API-first extensibility: Backend functionality can be extended using webhooks, attributes, metadata, apps, subscription queries, API extensions, and dashboard iframes, without modifying the core.
Native-multichannel: Provides per-channel control over pricing, currencies, stock, and product configurations.
Promotion engine: Supports sales, vouchers, cart rules, and gift cards.
Payment orchestration: Features a flexible, extensible API architecture for integrating multi-gateway payment methods.
Dashboard: A user-friendly, decoupled admin interface (housed in a separate repository) for managing operations.
Use Cases:
Developers building a custom e-commerce backend: Using the GraphQL API and API-first extensibility to tailor the commerce logic to their specific technology stack.
Teams requiring continuous deployment and high uptime: Leveraging the API-only, cloud-native architecture to deploy custom services independently without downtime.
Managing a multi-currency or multi-language global catalog: Using native multichannel features to control pricing, inventory, and content per market.

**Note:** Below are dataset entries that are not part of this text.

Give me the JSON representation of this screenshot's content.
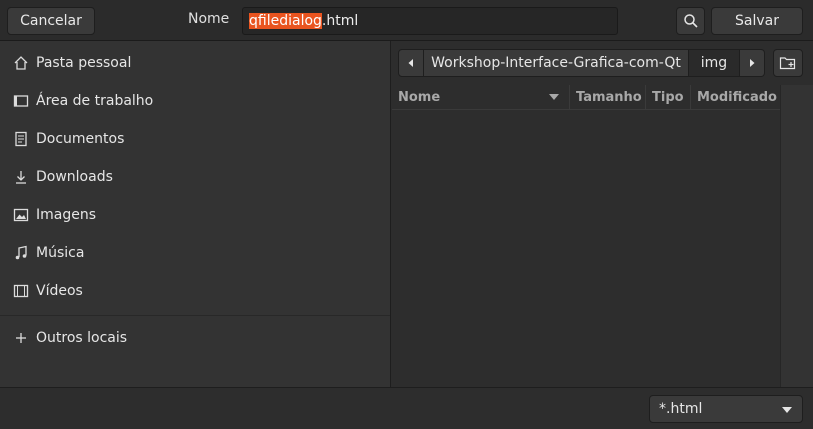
{
  "header": {
    "cancel_label": "Cancelar",
    "name_label": "Nome",
    "filename_selected": "qfiledialog",
    "filename_rest": ".html",
    "save_label": "Salvar"
  },
  "sidebar": {
    "items": [
      {
        "label": "Pasta pessoal",
        "icon": "home-icon"
      },
      {
        "label": "Área de trabalho",
        "icon": "desktop-icon"
      },
      {
        "label": "Documentos",
        "icon": "document-icon"
      },
      {
        "label": "Downloads",
        "icon": "download-icon"
      },
      {
        "label": "Imagens",
        "icon": "image-icon"
      },
      {
        "label": "Música",
        "icon": "music-icon"
      },
      {
        "label": "Vídeos",
        "icon": "video-icon"
      }
    ],
    "other_locations": {
      "label": "Outros locais",
      "icon": "plus-icon"
    }
  },
  "pathbar": {
    "crumbs": [
      "Workshop-Interface-Grafica-com-Qt",
      "img"
    ]
  },
  "filelist": {
    "columns": [
      "Nome",
      "Tamanho",
      "Tipo",
      "Modificado"
    ],
    "rows": []
  },
  "filter": {
    "selected": "*.html"
  },
  "colors": {
    "selection": "#e9541f",
    "background": "#2d2d2d",
    "sidebar": "#333333"
  }
}
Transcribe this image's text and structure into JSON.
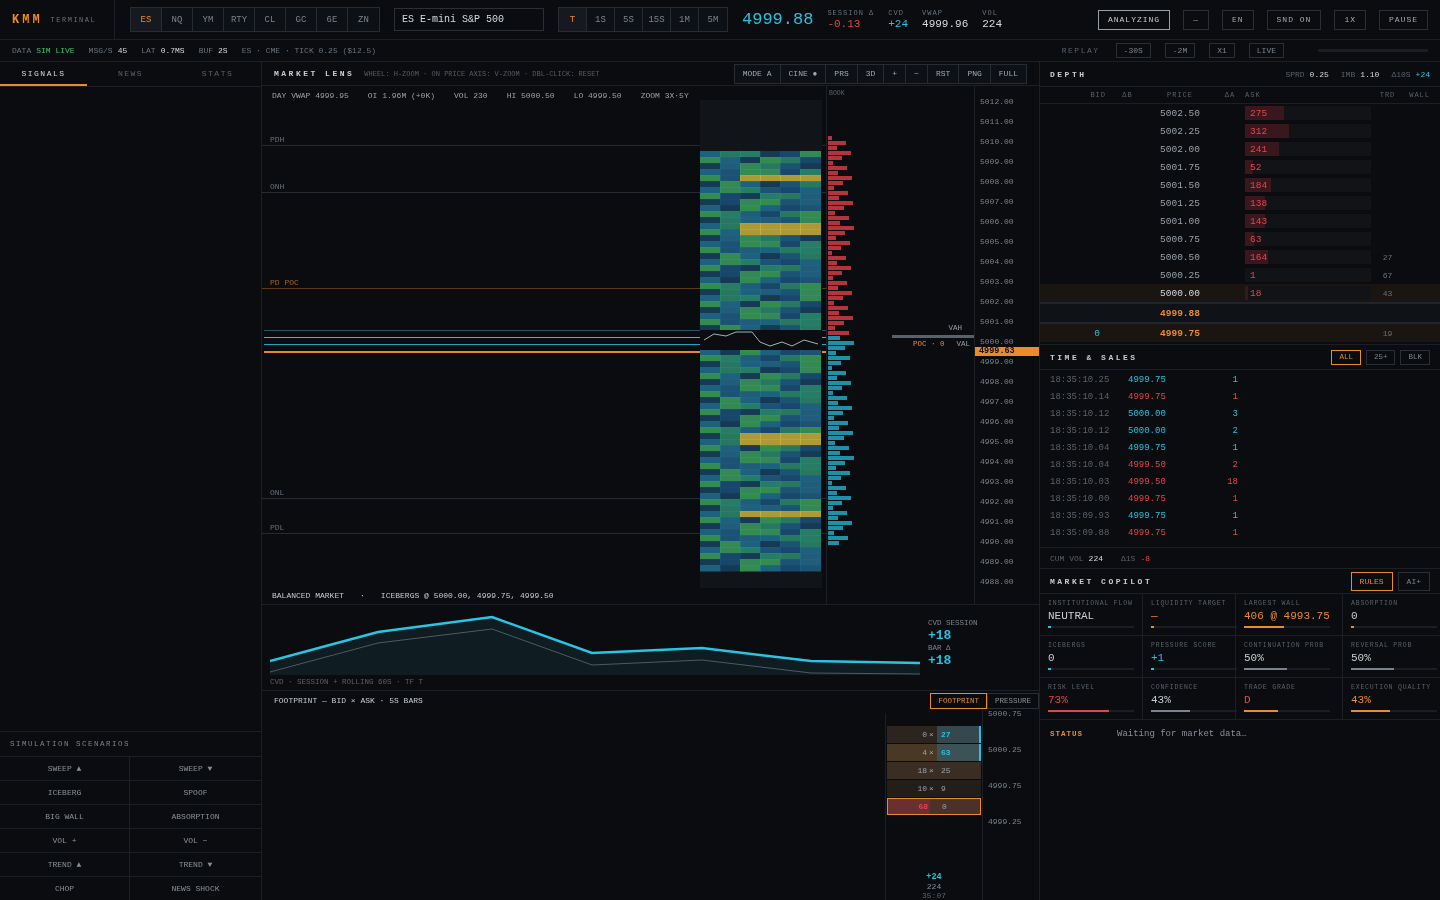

Extending the admin interface: Developers can embed custom apps into the dashboard using iframes built with any web stack.
Why It Matters:
As an open-source platform, Saleor provides a single version of its software without feature fragmentation or commercial limitations. Its headless, API-only architecture distinguishes it from monolithic platforms by offering technology-agnostic extensibility, simplified upgrade paths, and independent scalability for extensions and custom services. This approach removes dependencies on a specific runtime, database schema, or language framework, allowing development teams to work in parallel without incompatibility conflicts.